Our next stop was at Santa Cruz, the most populous town, with 20,000 people living here. We started our morning with a visit to a tortoise breeding centre and visited massive domed tortoises. So strange, looking kind of like old men. Then a drive into the incredibly lush highlands to visit 2 twin pit crater formations – Los Gemelos. The forest surrounding had loads of canopy trees – scalesia forest – covered in mosses, ferns and orchids. Tres cool. Then off to visit lava caves, and then back to Puerto Ayora for lunch at the Finch Bay Eco Hotel. Best Pisco Sours so far. For the afternoon we visited the Charles Darwin Research Centre, which houses breeding programs for all the remaining species of tortoises, land iguanas and various flora and insects. Here we were able to see the saddle-backed tortoises for whome the islands are named. Galapago is Spanish for these tortoises.
Wednesday and another great day in paradise. Our first stop at Bartolomé Island had us swimming with penguins, and then hiking to the summit of a volcanic peak to see the surrounding amazing landscape.
The lava flows just opposite us were incredible. From an eruption 150 years ago, it flowed down into the sea in a mass sheet, engulfing a bunch of smaller islands forming new mainland. Very little lived on this new island but live was starting to establish – lava cactus, lizards and grasses had gained a foothold and started the cycle of life already flourishing on other islands.

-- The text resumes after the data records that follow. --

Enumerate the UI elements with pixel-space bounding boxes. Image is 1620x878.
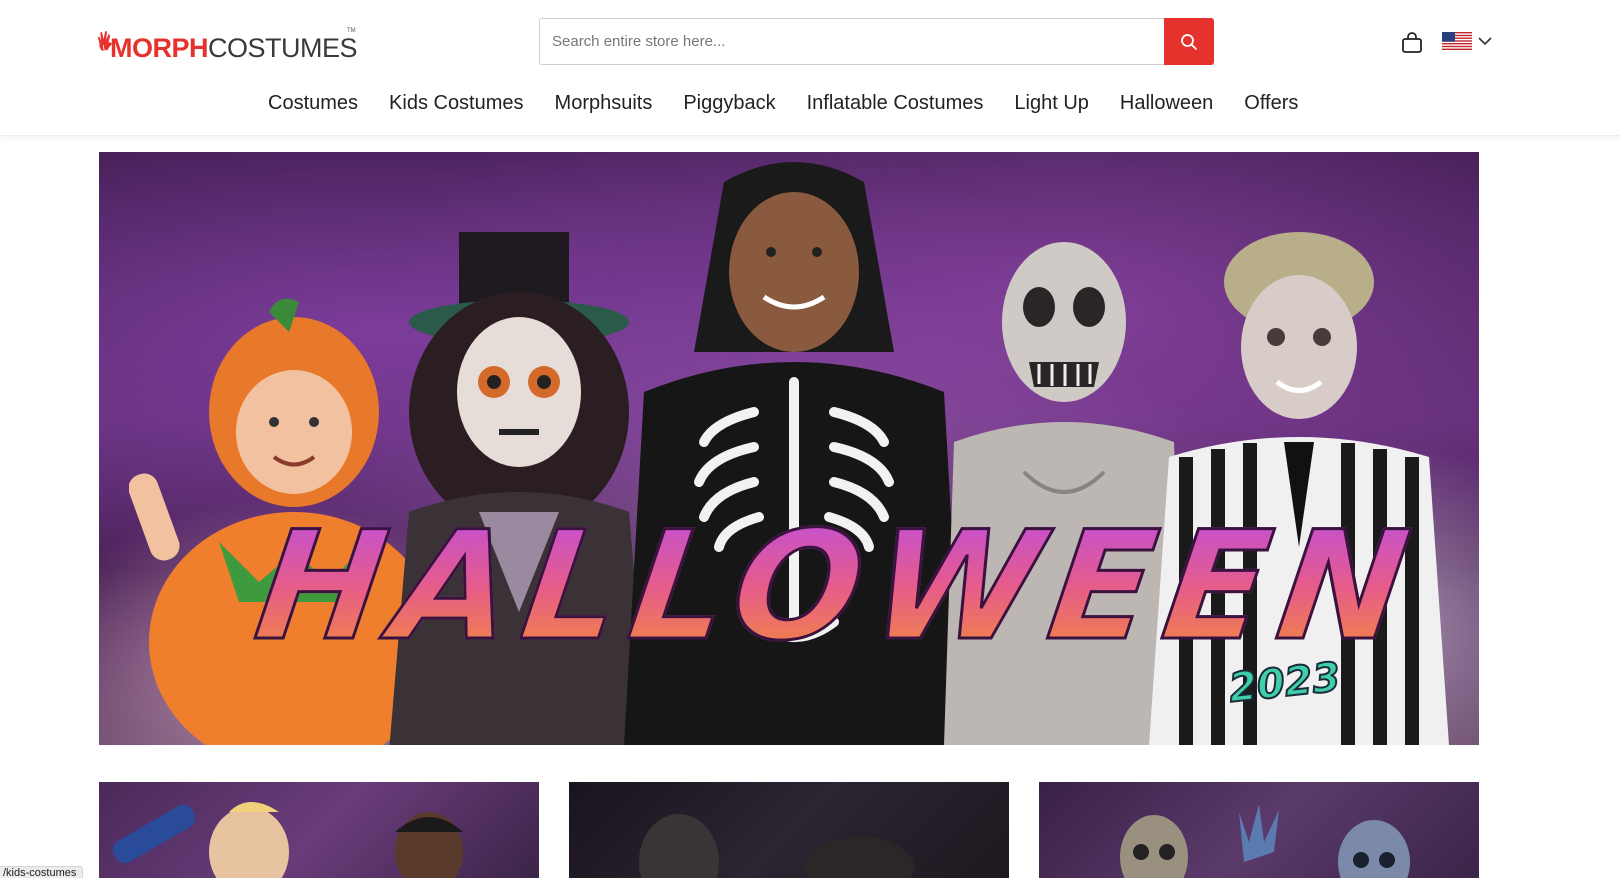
card-2-image <box>639 814 914 878</box>
locale-selector[interactable] <box>1442 32 1492 50</box>
us-flag-icon <box>1442 32 1472 50</box>
search-button[interactable] <box>1164 18 1214 65</box>
nav-item-piggyback[interactable]: Piggyback <box>683 90 775 116</box>
nav-item-costumes[interactable]: Costumes <box>268 90 358 116</box>
card-1-image <box>112 802 463 878</box>
nav-item-morphsuits[interactable]: Morphsuits <box>555 90 653 116</box>
brand-logo[interactable]: MORPHCOSTUMES <box>97 8 358 68</box>
cart-button[interactable] <box>1400 32 1424 54</box>
nav-item-offers[interactable]: Offers <box>1244 90 1298 116</box>
shopping-bag-icon <box>1402 32 1422 53</box>
nav-items: Costumes Kids Costumes Morphsuits Piggyb… <box>268 90 1329 116</box>
category-card-1[interactable] <box>99 782 539 878</box>
search-input[interactable] <box>540 19 1164 64</box>
chevron-down-icon <box>1478 37 1492 46</box>
hero-banner[interactable]: HALLOWEEN 2023 <box>99 152 1479 745</box>
nav-item-light-up[interactable]: Light Up <box>1014 90 1089 116</box>
nav-item-kids-costumes[interactable]: Kids Costumes <box>389 90 524 116</box>
search-icon <box>1181 33 1197 50</box>
category-card-3[interactable] <box>1039 782 1479 878</box>
logo-red-text: MORPH <box>109 33 209 63</box>
browser-status-url: /kids-costumes <box>0 866 84 878</box>
logo-dark-text: COSTUMES <box>207 33 358 63</box>
site-header: MORPHCOSTUMES TM Search entire store her… <box>0 0 1620 136</box>
nav-item-halloween[interactable]: Halloween <box>1120 90 1213 116</box>
logo-wordmark: MORPHCOSTUMES <box>109 33 358 63</box>
card-3-image <box>1120 804 1410 878</box>
hero-title: HALLOWEEN <box>245 499 1431 676</box>
trademark-mark: TM <box>347 28 356 34</box>
nav-item-inflatable-costumes[interactable]: Inflatable Costumes <box>807 90 984 116</box>
search-bar <box>539 18 1214 65</box>
category-card-2[interactable] <box>569 782 1009 878</box>
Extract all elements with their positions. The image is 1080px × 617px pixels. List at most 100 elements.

It’s Thursday, and I couldn’t believe it was our last full day in paradise. This last day brought us to Espanola Island. What an amazing place but really tough trekking and climbing over small and large volcanic rocks and boulders. But all of that effort brought us past nesting blue-footed boobies, nasca boobies and billions of marine iguanas piled on top of each other to keep warm. Including “Christmas” marine iguanas. During their mating season, male marine iguanas start to turn bright red.

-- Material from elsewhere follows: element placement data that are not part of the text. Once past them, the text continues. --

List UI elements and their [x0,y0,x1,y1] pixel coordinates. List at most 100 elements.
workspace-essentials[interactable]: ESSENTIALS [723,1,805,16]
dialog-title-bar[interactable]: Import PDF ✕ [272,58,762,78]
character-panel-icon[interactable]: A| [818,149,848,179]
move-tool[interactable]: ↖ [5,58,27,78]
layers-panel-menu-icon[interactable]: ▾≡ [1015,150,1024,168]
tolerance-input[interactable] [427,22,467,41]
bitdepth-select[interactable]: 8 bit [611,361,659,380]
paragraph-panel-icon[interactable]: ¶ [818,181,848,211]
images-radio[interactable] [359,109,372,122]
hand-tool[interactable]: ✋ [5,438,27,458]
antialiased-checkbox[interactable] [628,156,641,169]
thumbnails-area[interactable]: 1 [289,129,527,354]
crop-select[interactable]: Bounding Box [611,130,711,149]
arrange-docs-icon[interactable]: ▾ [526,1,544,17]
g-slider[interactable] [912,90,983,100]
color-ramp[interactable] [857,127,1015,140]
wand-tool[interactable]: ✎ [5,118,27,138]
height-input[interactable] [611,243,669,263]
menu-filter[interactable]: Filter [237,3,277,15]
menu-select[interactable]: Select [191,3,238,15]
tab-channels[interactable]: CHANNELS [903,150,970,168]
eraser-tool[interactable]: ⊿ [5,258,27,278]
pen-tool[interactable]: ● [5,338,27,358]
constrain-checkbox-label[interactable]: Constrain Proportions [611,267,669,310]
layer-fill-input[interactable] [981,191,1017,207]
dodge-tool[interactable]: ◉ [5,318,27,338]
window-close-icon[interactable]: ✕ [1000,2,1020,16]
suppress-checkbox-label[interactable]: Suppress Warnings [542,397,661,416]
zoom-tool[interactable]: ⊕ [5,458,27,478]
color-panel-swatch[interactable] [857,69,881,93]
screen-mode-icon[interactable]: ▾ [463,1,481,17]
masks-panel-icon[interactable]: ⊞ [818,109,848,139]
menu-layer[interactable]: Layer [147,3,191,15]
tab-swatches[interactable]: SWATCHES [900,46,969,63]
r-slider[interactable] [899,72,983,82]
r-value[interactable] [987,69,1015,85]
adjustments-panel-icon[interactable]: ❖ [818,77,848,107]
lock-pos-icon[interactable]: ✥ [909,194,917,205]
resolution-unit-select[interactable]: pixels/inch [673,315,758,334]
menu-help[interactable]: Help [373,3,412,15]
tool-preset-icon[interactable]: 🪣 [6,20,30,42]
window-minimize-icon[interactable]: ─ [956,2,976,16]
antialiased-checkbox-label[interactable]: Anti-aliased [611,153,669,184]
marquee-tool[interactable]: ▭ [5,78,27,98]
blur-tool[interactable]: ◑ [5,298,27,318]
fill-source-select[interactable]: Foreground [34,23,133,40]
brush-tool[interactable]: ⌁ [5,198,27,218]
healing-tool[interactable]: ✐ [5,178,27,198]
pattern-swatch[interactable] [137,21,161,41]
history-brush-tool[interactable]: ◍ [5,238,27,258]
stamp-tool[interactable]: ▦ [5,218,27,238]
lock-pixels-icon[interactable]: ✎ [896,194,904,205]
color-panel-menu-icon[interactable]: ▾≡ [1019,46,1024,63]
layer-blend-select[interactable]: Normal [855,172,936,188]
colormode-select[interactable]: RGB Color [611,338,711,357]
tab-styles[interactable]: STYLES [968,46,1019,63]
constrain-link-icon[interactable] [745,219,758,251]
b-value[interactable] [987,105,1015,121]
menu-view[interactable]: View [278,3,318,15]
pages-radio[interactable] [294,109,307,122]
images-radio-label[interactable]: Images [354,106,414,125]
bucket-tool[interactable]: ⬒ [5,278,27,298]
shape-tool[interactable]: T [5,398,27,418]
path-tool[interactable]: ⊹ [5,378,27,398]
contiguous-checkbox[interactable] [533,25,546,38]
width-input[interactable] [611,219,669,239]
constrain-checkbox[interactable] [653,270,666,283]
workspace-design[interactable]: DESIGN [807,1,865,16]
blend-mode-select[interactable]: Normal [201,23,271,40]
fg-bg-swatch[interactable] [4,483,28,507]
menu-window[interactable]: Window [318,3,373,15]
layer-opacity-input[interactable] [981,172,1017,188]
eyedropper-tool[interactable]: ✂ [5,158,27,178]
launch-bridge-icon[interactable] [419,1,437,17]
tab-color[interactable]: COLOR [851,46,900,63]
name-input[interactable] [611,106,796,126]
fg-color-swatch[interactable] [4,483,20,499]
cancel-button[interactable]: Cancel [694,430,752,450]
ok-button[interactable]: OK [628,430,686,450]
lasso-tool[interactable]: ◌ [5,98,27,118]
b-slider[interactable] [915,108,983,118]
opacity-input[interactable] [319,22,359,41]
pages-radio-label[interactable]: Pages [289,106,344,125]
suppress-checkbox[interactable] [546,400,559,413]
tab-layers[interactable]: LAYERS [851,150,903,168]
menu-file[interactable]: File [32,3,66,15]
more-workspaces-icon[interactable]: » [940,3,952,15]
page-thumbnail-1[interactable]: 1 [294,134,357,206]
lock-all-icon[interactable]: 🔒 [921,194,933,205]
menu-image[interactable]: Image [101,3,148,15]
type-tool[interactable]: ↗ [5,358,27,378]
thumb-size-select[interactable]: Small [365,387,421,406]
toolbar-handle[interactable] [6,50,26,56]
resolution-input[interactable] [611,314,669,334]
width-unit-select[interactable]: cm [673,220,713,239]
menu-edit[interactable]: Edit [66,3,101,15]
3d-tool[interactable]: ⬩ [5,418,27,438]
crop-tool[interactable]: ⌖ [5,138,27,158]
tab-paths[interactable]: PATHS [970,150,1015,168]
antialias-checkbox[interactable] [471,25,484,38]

The piece de resistance of this island though, is the encounters you have with the largest bird on the islands, the waved albatross. What beautiful birds, nesting everywhere with ugly-duckling chicks and elaborate greeting rituals that resemble fencing match.

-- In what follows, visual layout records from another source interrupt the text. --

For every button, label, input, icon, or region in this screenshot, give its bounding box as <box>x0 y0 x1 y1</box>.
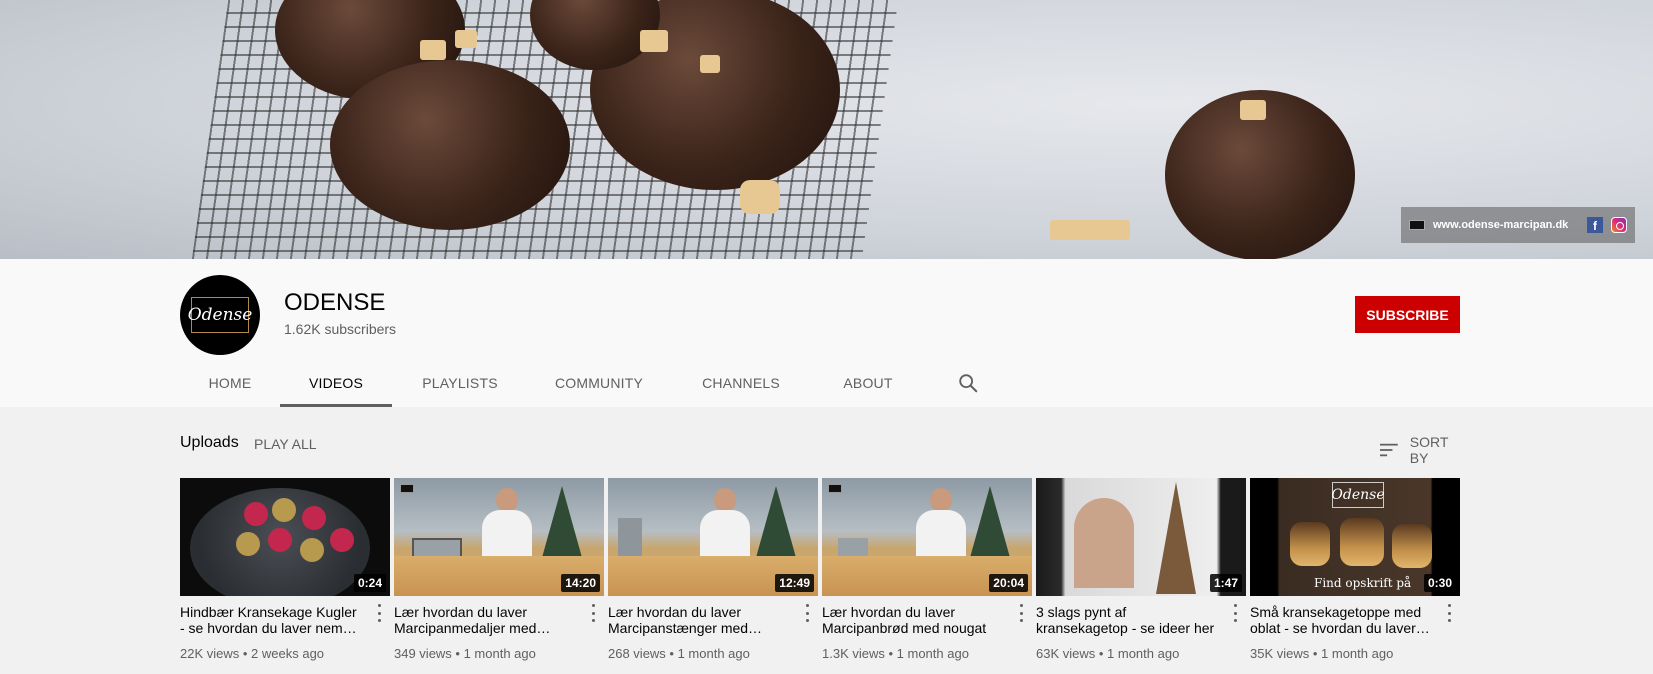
video-title[interactable]: Lær hvordan du laver Marcipanmedaljer me… <box>394 604 576 636</box>
video-meta: 1.3K views • 1 month ago <box>822 646 969 661</box>
tab-channels[interactable]: CHANNELS <box>670 359 812 407</box>
raspberry-ball <box>268 528 292 552</box>
channel-banner: www.odense-marcipan.dk f <box>0 0 1653 259</box>
more-options-icon[interactable] <box>590 604 596 622</box>
uploads-header: Uploads PLAY ALL SORT BY <box>180 432 1464 466</box>
video-age: 1 month ago <box>677 646 750 661</box>
more-options-icon[interactable] <box>1232 604 1238 622</box>
video-duration: 1:47 <box>1209 574 1242 592</box>
sort-by-label: SORT BY <box>1409 434 1449 466</box>
odense-mini-logo-icon <box>1409 220 1425 230</box>
subscriber-count: 1.62K subscribers <box>284 321 397 337</box>
video-meta: 268 views • 1 month ago <box>608 646 750 661</box>
nut-piece <box>1050 220 1130 240</box>
video-duration: 12:49 <box>775 574 814 592</box>
more-options-icon[interactable] <box>804 604 810 622</box>
video-views: 1.3K views <box>822 646 885 661</box>
video-title[interactable]: Lær hvordan du laver Marcipanstænger med… <box>608 604 790 636</box>
video-thumbnail[interactable]: Odense Find opskrift på 0:30 <box>1250 478 1460 596</box>
tab-about[interactable]: ABOUT <box>812 359 924 407</box>
facebook-icon[interactable]: f <box>1587 217 1603 233</box>
video-age: 1 month ago <box>1107 646 1180 661</box>
tab-community[interactable]: COMMUNITY <box>528 359 670 407</box>
video-card[interactable]: Odense Find opskrift på 0:30 Små kransek… <box>1250 478 1460 661</box>
channel-header: Odense ODENSE 1.62K subscribers SUBSCRIB… <box>0 259 1653 407</box>
nut-ball <box>272 498 296 522</box>
sort-icon <box>1380 443 1398 457</box>
more-options-icon[interactable] <box>376 604 382 622</box>
channel-name: ODENSE <box>284 289 386 316</box>
video-views: 268 views <box>608 646 666 661</box>
nut-piece <box>700 55 720 73</box>
video-card[interactable]: 1:47 3 slags pynt af kransekagetop - se … <box>1036 478 1246 661</box>
video-thumbnail[interactable]: 1:47 <box>1036 478 1246 596</box>
odense-mini-logo-icon <box>400 484 414 493</box>
video-card[interactable]: 12:49 Lær hvordan du laver Marcipanstæng… <box>608 478 818 661</box>
video-views: 22K views <box>180 646 240 661</box>
nut-piece <box>455 30 477 48</box>
instagram-icon[interactable] <box>1611 217 1627 233</box>
kransekagetop <box>1340 518 1384 566</box>
video-duration: 0:30 <box>1423 574 1456 592</box>
uploads-title: Uploads <box>180 434 239 451</box>
video-age: 2 weeks ago <box>251 646 325 661</box>
odense-logo: Odense <box>1331 482 1385 508</box>
chocolate-ball <box>330 60 570 230</box>
video-meta: 349 views • 1 month ago <box>394 646 536 661</box>
video-title[interactable]: 3 slags pynt af kransekagetop - se ideer… <box>1036 604 1218 636</box>
kransekage-tower <box>1156 482 1196 594</box>
avatar-logo: Odense <box>188 297 252 333</box>
video-thumbnail[interactable]: 12:49 <box>608 478 818 596</box>
video-card[interactable]: 0:24 Hindbær Kransekage Kugler - se hvor… <box>180 478 390 661</box>
hand-shape <box>1074 498 1134 588</box>
raspberry-ball <box>330 528 354 552</box>
video-age: 1 month ago <box>1321 646 1394 661</box>
nut-piece <box>740 180 780 214</box>
tab-videos[interactable]: VIDEOS <box>280 359 392 407</box>
kransekagetop <box>1290 522 1330 566</box>
video-duration: 20:04 <box>989 574 1028 592</box>
banner-links: www.odense-marcipan.dk f <box>1401 207 1635 243</box>
video-grid: 0:24 Hindbær Kransekage Kugler - se hvor… <box>180 478 1460 661</box>
video-views: 63K views <box>1036 646 1096 661</box>
video-title[interactable]: Lær hvordan du laver Marcipanbrød med no… <box>822 604 1004 636</box>
raspberry-ball <box>302 506 326 530</box>
kransekagetop <box>1392 524 1432 568</box>
video-duration: 14:20 <box>561 574 600 592</box>
tab-playlists[interactable]: PLAYLISTS <box>392 359 528 407</box>
channel-avatar[interactable]: Odense <box>180 275 260 355</box>
video-title[interactable]: Hindbær Kransekage Kugler - se hvordan d… <box>180 604 362 636</box>
raspberry-ball <box>244 502 268 526</box>
nut-ball <box>236 532 260 556</box>
more-options-icon[interactable] <box>1018 604 1024 622</box>
video-card[interactable]: 14:20 Lær hvordan du laver Marcipanmedal… <box>394 478 604 661</box>
more-options-icon[interactable] <box>1446 604 1452 622</box>
banner-website-link[interactable]: www.odense-marcipan.dk <box>1433 219 1568 231</box>
video-views: 349 views <box>394 646 452 661</box>
video-card[interactable]: 20:04 Lær hvordan du laver Marcipanbrød … <box>822 478 1032 661</box>
video-duration: 0:24 <box>353 574 386 592</box>
video-views: 35K views <box>1250 646 1310 661</box>
video-meta: 63K views • 1 month ago <box>1036 646 1180 661</box>
thumb-caption: Find opskrift på <box>1314 576 1412 590</box>
channel-tabs: HOME VIDEOS PLAYLISTS COMMUNITY CHANNELS… <box>180 359 924 407</box>
subscribe-button[interactable]: SUBSCRIBE <box>1355 296 1460 333</box>
video-meta: 22K views • 2 weeks ago <box>180 646 325 661</box>
play-all-button[interactable]: PLAY ALL <box>254 436 317 452</box>
odense-mini-logo-icon <box>828 484 842 493</box>
nut-piece <box>640 30 668 52</box>
video-thumbnail[interactable]: 0:24 <box>180 478 390 596</box>
video-age: 1 month ago <box>896 646 969 661</box>
video-age: 1 month ago <box>463 646 536 661</box>
video-thumbnail[interactable]: 20:04 <box>822 478 1032 596</box>
tab-home[interactable]: HOME <box>180 359 280 407</box>
nut-piece <box>420 40 446 60</box>
video-meta: 35K views • 1 month ago <box>1250 646 1394 661</box>
video-thumbnail[interactable]: 14:20 <box>394 478 604 596</box>
nut-piece <box>1240 100 1266 120</box>
nut-ball <box>300 538 324 562</box>
search-icon[interactable] <box>957 372 979 394</box>
sort-by-button[interactable]: SORT BY <box>1380 434 1464 466</box>
video-title[interactable]: Små kransekagetoppe med oblat - se hvord… <box>1250 604 1432 636</box>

There were so many animals here it was a fitting end to our adventures. Seals with their pups, a dominant male showdown when we arrived, and a bachelor pad hangout for the poor males ousted from their prides. The surf was awesome and rocky landscape awe-inspiring, but as usual, the animals stole the show. You didn’t know which way to look and had to be careful you didn’t look when walking to avoid a broken leg. Carlos lost his walkie talkie somewhere on the island so we were all at the landing area jumping up and down and waving to the boat, as well as setting off our camera flashes. We had visions of being stranded on the island and wondering who we’d eat first! But, we finally got their attention and the zodiac came to get us.
Our cruise overnight back to San Cristobal for the departure back to Quito was the roughest journey yet. Ian set his GPS tracker thingy on for the 6 hour journey. He uses it to track the overall height he travels when biking, and for those six hours it said we ascended 1200 metres! That’s totalling the height of each wave the boat hit! I’m not sure I’ll ever stop swaying!!!
It was very sad to leave here, and we left with a desire to see more of these remarkable islands, so I leave yet another place vowing to return one day and explore further. And also with a new love, snorkelling and underwater photography. There is simply no time to work!!!
We’re off to the Amazon jungle tomorrow, which I imagine will be just as ‘unconnected’ as the Galapagos, so the next updates will likely be from Lima.